According to the Wall Street Journal, a Washington D.C. grand jury issued a March 11 subpoena requesting emails, correspondence, and other messages from at least one person involved in the development of the aircraft.
“It's a very, very serious investigation into basically, was there fraud by Boeing in the certification of the 737 Max 8?” Arthur Rosenberg, an aviation attorney who is representing six families whose relatives died in the Ethiopian Airlines and Lion Air crashes, explained.
“Nobody knows the answer to that yet,” Rosenberg cautioned, adding that he had not yet seen the Justice Department’s subpoena and therefore could not know its full scope.
Rosenberg expects the criminal probe to question whether Boeing fully disclosed to the FAA the engineering of the 737 Max 8’s MCAS flight control system, called MCAS (Maneuvering Characteristics Augmentation System), during the plane’s certification process. The flight control system was designed to prevent the plane from stalling.
“That's what these subpoenas are designed to,” Rosenberg said.
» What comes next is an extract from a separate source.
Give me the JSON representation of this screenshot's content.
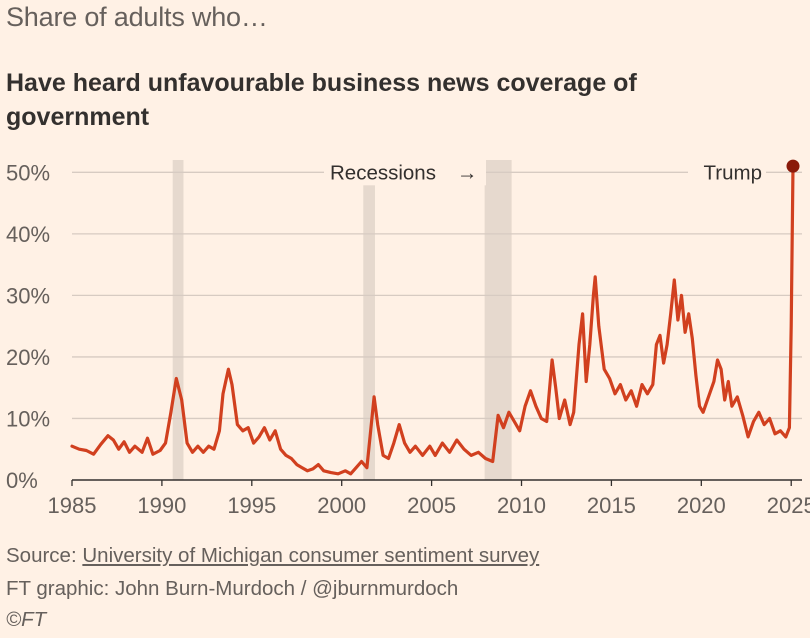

A misrepresentation to the FAA?
According to The Seattle Times, the approval process for the MCAS system was delegated to Boeing. The system’s features are designed to automatically tilt the nose of the aircraft down as a method to prevent aerodynamic stall.
“The original Boeing document provided to the FAA included a description specifying a limit to how much the system could move the horizontal tail — a limit of 0.6 degrees, out of a physical maximum of just less than 5 degrees of nose-down movement,” The Seattle Times reported. “That limit was later increased after flight tests showed that a more powerful movement of the tail was required to avert a high-speed stall, when the plane is in danger of losing lift and spiraling down.”
Rosenberg said the Seattle Times article suggests that Boeing, during the flight test stage, expanded the authority of the MCAS system so that it could command the full nose down trim condition, expanding its capability from a system of “limited authority” to a system of “full authority.”
Because full authority systems pose more risk, they require increased redundancies or back-ups that allow pilots to intervene.
“If that wasn't properly documented, and if that Seattle Times article is correct, it looks like Boeing misrepresented to the FAA what the authority of the stabilizer was,” he said.